18.10 Severability. If any one or more of the provisions (or any part thereof) of this Plan shall be held invalid, illegal or unenforceable in any respect, such provision shall be modified so as to make it valid, legal and enforceable, and the validity, legality and enforceability of the remaining provisions (or any part thereof) of the Plan shall not in any way be affected or impaired thereby.
18.11 No Constraint on Corporate Action. Nothing in this Plan shall be construed to: (a) limit, impair, or otherwise affect the Company’s or another Participating Company’s right or power to make adjustments, reclassifications, reorganizations, or changes of its capital or business structure, or to merge or consolidate, or dissolve, liquidate, sell, or transfer all or any part of its business or assets; or (b) limit the right or power of the Company or another Participating Company to take any action which such entity deems to be necessary or appropriate.

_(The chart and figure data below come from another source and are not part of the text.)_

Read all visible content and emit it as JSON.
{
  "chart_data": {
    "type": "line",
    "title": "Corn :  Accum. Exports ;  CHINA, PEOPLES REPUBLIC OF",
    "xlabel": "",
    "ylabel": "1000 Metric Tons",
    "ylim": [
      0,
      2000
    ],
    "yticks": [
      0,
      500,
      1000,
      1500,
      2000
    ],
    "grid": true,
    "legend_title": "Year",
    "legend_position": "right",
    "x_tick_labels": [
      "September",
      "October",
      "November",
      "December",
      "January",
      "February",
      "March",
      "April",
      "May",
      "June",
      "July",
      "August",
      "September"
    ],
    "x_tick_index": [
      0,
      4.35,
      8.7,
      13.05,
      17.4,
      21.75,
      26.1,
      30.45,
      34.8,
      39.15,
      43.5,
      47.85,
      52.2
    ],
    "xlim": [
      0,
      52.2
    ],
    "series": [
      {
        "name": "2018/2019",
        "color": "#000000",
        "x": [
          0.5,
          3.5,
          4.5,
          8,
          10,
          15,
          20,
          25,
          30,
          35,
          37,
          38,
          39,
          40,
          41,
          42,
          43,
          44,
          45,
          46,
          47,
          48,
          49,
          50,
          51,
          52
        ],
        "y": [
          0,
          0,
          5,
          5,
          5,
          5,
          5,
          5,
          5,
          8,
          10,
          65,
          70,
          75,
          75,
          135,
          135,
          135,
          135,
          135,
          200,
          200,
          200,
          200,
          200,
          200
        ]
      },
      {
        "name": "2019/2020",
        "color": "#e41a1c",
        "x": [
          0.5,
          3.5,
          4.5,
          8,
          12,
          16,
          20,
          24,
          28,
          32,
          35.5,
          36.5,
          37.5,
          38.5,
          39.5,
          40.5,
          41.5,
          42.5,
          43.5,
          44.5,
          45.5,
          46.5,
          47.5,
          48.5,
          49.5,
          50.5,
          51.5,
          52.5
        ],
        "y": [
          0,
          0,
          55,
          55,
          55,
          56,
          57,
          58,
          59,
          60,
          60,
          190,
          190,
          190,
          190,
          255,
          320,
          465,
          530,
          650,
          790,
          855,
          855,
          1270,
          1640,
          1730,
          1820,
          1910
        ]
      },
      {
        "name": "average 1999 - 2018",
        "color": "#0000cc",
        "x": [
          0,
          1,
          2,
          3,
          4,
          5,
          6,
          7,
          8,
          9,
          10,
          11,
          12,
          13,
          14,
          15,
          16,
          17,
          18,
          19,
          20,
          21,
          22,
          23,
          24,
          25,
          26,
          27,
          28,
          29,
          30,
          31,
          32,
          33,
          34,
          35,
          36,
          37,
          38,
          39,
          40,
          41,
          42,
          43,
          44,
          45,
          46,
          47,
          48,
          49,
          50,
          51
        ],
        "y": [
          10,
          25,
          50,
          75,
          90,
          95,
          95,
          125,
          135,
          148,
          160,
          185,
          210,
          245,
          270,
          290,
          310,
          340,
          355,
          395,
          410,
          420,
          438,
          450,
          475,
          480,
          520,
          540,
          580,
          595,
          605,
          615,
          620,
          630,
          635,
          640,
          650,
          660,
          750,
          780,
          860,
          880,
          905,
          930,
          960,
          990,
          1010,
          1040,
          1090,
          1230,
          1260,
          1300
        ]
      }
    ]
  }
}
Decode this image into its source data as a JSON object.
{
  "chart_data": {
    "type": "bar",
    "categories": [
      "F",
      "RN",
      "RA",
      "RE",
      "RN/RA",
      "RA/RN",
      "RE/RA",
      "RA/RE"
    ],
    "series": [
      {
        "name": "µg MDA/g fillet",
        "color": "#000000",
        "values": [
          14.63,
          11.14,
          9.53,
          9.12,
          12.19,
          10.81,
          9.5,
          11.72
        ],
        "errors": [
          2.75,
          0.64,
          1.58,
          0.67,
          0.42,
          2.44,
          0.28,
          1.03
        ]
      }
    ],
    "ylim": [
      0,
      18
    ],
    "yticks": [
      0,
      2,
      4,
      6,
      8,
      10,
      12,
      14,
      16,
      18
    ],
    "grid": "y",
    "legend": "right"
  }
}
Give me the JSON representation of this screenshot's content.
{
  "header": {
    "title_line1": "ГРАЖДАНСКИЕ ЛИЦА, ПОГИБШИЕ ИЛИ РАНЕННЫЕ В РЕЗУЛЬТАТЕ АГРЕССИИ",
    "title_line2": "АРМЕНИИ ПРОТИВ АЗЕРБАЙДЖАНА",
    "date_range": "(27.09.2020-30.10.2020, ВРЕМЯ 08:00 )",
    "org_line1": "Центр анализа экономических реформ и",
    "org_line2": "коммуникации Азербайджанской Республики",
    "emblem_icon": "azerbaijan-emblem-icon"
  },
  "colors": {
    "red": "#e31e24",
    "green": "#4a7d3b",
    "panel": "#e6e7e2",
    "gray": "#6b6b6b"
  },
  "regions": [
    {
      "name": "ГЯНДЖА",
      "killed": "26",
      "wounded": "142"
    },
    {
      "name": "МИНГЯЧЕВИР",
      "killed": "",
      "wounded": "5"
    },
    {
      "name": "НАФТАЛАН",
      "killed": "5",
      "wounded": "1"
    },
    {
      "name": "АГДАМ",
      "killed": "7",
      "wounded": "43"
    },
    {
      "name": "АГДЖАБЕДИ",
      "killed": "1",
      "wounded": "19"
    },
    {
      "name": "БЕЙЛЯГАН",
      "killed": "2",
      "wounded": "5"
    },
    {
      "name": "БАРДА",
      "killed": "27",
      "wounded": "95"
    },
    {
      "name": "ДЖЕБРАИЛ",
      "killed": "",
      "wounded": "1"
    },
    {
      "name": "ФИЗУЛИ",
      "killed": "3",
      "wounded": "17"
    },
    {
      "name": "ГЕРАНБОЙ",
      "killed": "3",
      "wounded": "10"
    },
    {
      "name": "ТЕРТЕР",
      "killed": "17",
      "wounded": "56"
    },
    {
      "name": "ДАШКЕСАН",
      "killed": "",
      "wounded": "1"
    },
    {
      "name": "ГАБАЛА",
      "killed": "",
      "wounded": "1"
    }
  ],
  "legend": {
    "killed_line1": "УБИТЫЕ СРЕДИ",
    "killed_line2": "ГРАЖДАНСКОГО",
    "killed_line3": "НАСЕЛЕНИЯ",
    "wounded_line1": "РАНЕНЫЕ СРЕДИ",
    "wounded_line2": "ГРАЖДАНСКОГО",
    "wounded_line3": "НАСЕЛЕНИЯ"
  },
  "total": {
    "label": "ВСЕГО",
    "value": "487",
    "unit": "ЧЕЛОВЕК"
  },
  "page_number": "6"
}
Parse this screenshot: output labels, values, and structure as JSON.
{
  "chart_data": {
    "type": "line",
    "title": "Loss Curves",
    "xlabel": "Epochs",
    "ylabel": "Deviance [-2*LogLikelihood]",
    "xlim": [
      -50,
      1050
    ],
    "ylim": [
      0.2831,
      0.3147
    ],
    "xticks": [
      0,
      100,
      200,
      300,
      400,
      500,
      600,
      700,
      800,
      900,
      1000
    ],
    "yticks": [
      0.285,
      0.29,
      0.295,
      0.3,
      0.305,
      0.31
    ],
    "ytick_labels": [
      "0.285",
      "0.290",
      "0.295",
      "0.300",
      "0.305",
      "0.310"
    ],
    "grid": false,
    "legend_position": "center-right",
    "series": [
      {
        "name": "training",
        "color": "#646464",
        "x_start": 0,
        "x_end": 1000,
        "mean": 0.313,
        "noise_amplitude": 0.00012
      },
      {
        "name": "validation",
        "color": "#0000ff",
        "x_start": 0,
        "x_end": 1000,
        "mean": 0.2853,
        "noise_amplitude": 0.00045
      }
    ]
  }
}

18.12 Unfunded Obligation. Participants shall have the status of general unsecured creditors of the Company. Any amounts payable to Participants pursuant to the Plan shall be considered unfunded and unsecured obligations for all purposes, including, without limitation, Title I of the Employee Retirement Income Security Act of 1974. No Participating Company shall be required to segregate any monies from its general funds, or to create any trusts, or establish any special accounts with respect to such obligations. The Company shall retain at all times beneficial ownership of any investments, including trust investments, which the Company may make to fulfill its payment obligations hereunder. Any investments or the creation or maintenance of any trust or any Participant account shall not create or constitute a trust or fiduciary relationship between the Committee or any Participating Company and a Participant, or otherwise create any vested or beneficial interest in any Participant or the Participant’s creditors in any assets of any Participating Company. The Participants shall have no claim against any Participating Company for any changes in the value of any assets which may be invested or reinvested by the Company with respect to the Plan.
18.13 No Representations or Covenants with respect to Tax Qualification. Although the Company may endeavor to (a) qualify an Award for favorable tax treatment under the laws of the United States or jurisdictions outside of the United States (e.g., incentive stock options under Section 422 of the Code or French-qualified stock options) or (b) avoid adverse tax treatment (e.g., under Section 409A of the Code), the Company makes no representation to that effect and expressly disavows any covenant to maintain favorable or avoid unfavorable tax treatment, anything to the contrary in this Plan, including Section 15 hereof, notwithstanding. The Company shall be unconstrained in its corporate activities without regard to the potential negative tax impact on holders of Awards under the Plan.
18.14 Choice of Law. Except to the extent governed by applicable federal law, the validity, interpretation, construction and performance of the Plan and each Award Agreement shall be governed by the laws of the State of California, without regard to its conflict of law rules.